Are these students courageous torchbearers of the Civil Rights legacy or are they pampered, petulant and privileged youth simply screaming to the world “notice me?” In their Freedom Budget, they invoke the work of MLK, hinting that they are finishing a symphony left uncompleted at his untimely, tragic death. Really?
King, seeking only to have persons judged on the content of their character; not the color of their skin, addressed issues of manifest discrimination that prevented an entire race of people from enjoying freedoms promised by our Constitution. These students at Dartmouth seem to be protesting that they are victims of living in an imperfect world!
At universities today, too many students are preoccupied with finding a perch from which they can call themselves afflicted with the malevolent intent of phantom “oppressors.” They seek to gin up conflict and create a permanent state of unrest by reminding themselves and the student body that all is not perfect in their life and that imperfection is the direct result of deliberate actions of others. They are selling.

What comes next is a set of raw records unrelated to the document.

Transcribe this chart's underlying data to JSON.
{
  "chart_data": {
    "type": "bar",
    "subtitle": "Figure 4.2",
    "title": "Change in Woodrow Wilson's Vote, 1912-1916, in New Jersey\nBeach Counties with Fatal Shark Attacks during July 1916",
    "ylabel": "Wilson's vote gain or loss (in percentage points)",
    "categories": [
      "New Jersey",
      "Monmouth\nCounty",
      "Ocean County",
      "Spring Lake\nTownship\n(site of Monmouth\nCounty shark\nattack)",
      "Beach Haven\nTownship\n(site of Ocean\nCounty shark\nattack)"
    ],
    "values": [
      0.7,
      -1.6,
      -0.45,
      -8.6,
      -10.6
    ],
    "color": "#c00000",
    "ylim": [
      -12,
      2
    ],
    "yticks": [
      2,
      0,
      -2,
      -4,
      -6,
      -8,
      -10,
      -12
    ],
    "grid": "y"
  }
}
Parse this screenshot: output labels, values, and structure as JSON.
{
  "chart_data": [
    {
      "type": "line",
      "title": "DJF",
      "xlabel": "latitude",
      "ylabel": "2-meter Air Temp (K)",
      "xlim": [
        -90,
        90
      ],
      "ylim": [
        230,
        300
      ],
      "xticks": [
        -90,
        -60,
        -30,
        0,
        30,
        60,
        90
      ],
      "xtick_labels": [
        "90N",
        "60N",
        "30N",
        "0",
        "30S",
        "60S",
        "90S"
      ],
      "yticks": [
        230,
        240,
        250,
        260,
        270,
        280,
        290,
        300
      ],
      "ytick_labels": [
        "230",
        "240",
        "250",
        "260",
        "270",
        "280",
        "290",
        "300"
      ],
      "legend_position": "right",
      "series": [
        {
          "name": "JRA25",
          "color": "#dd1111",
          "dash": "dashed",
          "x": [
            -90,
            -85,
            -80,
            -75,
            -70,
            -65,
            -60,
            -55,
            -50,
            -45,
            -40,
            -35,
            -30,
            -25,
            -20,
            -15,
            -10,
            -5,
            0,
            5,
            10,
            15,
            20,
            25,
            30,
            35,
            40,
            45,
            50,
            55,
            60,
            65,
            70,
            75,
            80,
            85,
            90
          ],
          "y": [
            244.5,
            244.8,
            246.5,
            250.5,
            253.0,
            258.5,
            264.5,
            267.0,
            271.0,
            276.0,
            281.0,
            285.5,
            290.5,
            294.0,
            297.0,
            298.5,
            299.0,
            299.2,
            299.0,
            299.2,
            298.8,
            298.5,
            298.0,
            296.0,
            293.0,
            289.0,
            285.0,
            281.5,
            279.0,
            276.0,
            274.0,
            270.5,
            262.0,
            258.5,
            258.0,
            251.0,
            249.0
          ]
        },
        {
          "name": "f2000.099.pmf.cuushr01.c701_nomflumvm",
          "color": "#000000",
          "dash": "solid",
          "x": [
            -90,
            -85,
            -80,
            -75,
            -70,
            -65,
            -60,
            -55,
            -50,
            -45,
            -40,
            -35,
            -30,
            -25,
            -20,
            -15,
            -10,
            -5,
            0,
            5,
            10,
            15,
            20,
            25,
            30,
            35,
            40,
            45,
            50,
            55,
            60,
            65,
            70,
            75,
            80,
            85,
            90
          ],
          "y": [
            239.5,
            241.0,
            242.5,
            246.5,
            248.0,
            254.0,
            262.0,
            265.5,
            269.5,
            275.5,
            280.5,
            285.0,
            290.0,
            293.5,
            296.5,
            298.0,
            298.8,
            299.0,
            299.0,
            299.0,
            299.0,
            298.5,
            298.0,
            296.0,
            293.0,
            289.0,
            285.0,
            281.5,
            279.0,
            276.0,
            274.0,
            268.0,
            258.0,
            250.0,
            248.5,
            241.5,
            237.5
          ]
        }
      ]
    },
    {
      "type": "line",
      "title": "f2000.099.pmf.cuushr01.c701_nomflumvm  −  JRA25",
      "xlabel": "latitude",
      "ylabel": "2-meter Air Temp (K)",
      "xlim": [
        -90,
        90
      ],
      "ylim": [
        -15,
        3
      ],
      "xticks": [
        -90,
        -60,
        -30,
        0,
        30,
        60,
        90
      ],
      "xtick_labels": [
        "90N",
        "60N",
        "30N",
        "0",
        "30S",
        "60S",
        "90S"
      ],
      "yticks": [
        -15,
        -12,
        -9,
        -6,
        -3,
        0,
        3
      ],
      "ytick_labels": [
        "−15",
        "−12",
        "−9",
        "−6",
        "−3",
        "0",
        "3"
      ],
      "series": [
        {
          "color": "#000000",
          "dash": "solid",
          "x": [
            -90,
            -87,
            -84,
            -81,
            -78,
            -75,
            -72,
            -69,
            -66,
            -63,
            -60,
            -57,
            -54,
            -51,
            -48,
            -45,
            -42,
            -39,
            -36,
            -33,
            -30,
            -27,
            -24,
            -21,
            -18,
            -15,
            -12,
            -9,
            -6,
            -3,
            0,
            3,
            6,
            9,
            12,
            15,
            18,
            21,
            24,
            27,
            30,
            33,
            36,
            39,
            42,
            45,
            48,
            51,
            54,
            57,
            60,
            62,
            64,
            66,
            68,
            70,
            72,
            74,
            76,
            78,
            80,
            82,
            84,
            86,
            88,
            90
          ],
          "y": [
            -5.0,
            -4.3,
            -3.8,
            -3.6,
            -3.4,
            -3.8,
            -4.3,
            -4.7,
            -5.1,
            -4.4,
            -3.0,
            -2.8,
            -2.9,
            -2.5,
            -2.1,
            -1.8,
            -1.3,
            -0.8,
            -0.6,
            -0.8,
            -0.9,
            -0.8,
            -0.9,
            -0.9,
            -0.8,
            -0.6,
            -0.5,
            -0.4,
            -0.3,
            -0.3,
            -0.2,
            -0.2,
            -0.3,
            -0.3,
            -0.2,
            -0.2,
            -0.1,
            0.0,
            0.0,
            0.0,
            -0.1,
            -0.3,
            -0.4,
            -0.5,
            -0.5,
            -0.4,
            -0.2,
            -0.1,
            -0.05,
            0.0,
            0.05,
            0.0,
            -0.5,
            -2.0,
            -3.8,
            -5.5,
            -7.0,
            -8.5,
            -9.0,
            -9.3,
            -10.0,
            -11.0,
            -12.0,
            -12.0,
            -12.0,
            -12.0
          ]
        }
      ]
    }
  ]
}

King didn’t have to sell. Racism in 1960 America was real and the consequences dire for those who suffered under it. These students are not suffering. They want to feign suffering for attention and whatever spoils they might acquire from their collective whine.
As a card-carrying member of the millennial generation, I, myself, am most certainly a victim. I am a victim of a barren job market, an expensive and constraining healthcare law, a national debt that imperils my future, and a politically correct culture which censors and makes exercising free speech akin to navigating mine fields. Now having established my victimization bona fides, let me suggest to my college peers that they stop seeking redress for grievances and start looking for ways to use their own personal skills to better their own world. They just might discover that they will lift the boat of others in the process.
Today’s Ivy leaguers might be well advised to actually study the days of MLK when the nation was teeming with true victims. Perspective and humility may follow.